After the patient's condition is stabilized, operative management of traumatic enucleation should be undertaken. The goals are to assess viability of the globe, isolation of extra-ocular muscles (if possible), and cleaning and debridement of the orbit. All uveal tissue should be removed to LIMIT possibility of sympathetic ophthalmia (6). If infection is a concern, cultures should be taken FROM the orbit before irrigation with antibiotic solution. If possible, fitting an orbital implant may be performed at this time.

Complications arise FROM traumatic enucleation and optic nerve avulsion. Subarachnoid hemorrhage (5), cerebrospinal fluid leakage (7) , meningitis, chiasmal injury with visual field defects, and hypothalamic dysfunction (4) may all occur.

1. Hughes B. Indirect injury to the optic nerves and chiasm. Johns Hopkins Hosp Bull 1962;111: 98-126.

2. Williams DF, Williams GA, Abrams GW et al. Evulsion of the retina associated with optic nerve evulsion. Am J Ophthalmol July 1987; 104:5-9.

3. Arkin MS, Rubin PAD, Bilyk JR et al. Anterior chiasmal optic nerve avulsion. Am J Neuroradiol October 1996; 17(9):1777-1781.

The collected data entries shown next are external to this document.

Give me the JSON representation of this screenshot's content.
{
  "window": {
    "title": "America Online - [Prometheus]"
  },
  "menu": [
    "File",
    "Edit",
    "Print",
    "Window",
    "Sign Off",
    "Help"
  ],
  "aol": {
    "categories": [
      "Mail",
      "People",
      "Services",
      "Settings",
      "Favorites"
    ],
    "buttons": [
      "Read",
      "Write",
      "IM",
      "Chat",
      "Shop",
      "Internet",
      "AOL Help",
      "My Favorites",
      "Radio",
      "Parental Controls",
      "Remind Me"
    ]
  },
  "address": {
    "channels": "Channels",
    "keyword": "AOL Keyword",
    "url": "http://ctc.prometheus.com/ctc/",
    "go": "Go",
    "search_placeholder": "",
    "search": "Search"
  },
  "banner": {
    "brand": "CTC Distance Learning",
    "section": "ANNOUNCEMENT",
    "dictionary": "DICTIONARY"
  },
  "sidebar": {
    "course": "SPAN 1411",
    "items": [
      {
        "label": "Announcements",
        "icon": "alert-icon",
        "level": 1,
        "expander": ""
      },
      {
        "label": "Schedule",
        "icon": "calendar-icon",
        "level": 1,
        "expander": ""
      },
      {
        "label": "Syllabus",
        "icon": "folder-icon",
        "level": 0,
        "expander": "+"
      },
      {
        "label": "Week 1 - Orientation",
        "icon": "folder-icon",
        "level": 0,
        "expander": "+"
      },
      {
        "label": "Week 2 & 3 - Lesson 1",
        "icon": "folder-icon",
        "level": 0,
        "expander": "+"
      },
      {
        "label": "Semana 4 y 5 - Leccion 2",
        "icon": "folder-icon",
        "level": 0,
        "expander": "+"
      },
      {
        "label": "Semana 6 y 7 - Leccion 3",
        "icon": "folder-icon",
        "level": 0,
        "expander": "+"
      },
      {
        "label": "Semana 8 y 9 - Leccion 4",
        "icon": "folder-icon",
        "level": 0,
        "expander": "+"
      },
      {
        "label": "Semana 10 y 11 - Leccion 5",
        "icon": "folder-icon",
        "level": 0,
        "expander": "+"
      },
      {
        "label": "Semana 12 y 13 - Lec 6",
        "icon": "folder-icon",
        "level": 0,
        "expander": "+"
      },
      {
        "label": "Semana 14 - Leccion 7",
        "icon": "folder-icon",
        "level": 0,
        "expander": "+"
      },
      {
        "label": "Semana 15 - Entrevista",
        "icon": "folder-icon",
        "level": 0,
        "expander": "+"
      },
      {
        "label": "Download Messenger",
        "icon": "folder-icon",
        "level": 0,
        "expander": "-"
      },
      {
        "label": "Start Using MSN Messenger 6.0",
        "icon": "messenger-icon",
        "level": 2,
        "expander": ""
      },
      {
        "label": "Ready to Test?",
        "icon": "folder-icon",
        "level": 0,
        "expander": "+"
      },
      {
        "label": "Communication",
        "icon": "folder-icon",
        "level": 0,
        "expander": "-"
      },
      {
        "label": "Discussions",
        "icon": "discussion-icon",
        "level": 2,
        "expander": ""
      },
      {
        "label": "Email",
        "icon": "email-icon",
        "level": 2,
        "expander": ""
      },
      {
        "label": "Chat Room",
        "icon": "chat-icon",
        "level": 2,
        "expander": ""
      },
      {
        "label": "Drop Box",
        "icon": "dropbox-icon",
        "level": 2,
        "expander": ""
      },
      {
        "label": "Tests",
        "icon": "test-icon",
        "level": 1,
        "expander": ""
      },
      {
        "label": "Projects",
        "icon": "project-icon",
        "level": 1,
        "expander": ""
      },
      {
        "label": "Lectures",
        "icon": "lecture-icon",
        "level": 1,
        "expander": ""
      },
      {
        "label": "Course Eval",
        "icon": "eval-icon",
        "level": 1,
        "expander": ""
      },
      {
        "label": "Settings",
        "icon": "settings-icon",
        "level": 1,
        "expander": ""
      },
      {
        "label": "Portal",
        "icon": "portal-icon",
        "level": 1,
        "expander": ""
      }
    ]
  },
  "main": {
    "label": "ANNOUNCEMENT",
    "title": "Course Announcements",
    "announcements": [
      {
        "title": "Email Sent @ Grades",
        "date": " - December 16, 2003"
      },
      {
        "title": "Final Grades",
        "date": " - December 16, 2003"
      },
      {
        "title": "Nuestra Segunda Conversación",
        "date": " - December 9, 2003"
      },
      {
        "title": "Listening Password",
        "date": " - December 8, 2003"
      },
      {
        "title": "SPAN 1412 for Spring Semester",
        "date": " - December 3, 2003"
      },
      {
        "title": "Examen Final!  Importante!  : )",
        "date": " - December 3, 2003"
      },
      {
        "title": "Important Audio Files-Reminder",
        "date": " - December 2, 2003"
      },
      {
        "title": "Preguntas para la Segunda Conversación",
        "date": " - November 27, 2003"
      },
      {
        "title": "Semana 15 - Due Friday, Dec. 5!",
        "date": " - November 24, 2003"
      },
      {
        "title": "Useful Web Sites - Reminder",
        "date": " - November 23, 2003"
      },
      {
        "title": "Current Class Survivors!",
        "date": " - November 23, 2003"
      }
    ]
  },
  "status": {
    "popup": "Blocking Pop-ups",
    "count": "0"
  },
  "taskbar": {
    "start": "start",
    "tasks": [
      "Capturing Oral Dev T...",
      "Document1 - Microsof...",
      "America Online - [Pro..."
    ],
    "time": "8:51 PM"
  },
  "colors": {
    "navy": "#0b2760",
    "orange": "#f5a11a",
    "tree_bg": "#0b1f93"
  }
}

4. Middleton, TH III, Smith RR. Optic nerve avulsion secondary to traumatic enucleation. Neurosurgery 1987 July; 21(1):89-91.

5. Khan JA, Buescher L, Ide C et al. Medical management of self-enucleation. Arch Ophthalmol 1985; 103: 386-389.

6. Aboud ND, Shah P, Sullivan F. Assessment and management of manual traumatic enucleation. Aust N Z J Ophthalmol 1995; 23(1): 55-57.

7. Walsh FB, Hoyt FW. Clinical neuroophthalmology. 3rd ed, Vol 3, Baltimore: Williams and Wilkins, 1969; 2369-70.